Find optimal components or topics for cNMF

FindOptimalK(
  counts.fn,
  components,
  tpm.fn = NULL,
  out.path = NULL,
  run.name = NULL,
  n.iter = 100,
  n.var.genes = 2000,
  genes.fn = NULL,
  seed = 1024,
  cores = -1
)

Arguments

counts.fn

path to the cell x gene counts file. This is expected to be a tab-delimited text file or a anndata object saved in the h5ad format.

components

vector, list of K values that will be tested for cNMF.

tpm.fn

If provided, load tpm data from file. Otherwise will compute it from the counts file. Default: NULL

out.path

the output directory into which all results will be placed. Default: current path.

run.name

a subdirectory out.path/run.name will be created and all output files will have name as their prefix.
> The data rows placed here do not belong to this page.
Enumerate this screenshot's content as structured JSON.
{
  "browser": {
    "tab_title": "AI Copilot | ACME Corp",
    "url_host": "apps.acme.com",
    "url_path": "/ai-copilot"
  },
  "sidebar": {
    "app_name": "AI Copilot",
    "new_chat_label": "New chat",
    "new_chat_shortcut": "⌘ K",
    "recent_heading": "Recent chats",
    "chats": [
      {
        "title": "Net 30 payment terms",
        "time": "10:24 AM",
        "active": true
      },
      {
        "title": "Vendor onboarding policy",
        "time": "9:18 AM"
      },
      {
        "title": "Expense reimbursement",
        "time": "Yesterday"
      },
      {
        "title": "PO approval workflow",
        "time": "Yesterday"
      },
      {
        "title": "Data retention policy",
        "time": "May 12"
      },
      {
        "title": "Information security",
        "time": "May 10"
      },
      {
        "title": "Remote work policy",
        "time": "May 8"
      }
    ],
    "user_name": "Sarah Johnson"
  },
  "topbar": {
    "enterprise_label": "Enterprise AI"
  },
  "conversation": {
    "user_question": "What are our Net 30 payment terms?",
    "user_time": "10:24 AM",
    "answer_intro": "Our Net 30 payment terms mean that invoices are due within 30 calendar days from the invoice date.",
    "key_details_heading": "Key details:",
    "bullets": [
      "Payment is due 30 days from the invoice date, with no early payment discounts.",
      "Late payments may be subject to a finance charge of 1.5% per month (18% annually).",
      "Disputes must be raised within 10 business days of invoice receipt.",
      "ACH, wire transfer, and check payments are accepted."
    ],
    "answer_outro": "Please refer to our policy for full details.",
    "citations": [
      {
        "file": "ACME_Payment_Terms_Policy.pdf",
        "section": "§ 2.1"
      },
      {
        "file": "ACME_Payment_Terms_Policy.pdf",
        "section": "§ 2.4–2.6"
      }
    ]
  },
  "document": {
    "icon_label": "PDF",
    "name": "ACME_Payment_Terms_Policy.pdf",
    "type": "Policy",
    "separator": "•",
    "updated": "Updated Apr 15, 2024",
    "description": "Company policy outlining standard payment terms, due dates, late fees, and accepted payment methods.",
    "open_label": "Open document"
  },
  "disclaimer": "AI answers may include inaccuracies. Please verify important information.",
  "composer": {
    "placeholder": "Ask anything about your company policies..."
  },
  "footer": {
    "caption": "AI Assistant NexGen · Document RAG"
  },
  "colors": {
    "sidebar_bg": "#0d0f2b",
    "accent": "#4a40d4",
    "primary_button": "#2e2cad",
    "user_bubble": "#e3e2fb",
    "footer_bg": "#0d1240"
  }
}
Default: current timestamp.

n.iter

number of NMF iterations to run for each K. Default: 100.

n.var.genes

(optional) the number of highest variance genes that will be used for running the factorization. Default: 2000

genes.fn

(optional) List of over-dispersed genes to be used for the factorization steps. One gene per line. If not provided, over-dispersed genes will be calculated automatically and the number of genes to use can be set by the `n.var.genes` parameter below. Default: NULL

seed

the master seed that will be used to generate the individual seed for each NMF replicate. Default: 1024

cores

specifies how many cores can be used in parallel. Default: all available cores detected by `parallel::detectCores()`.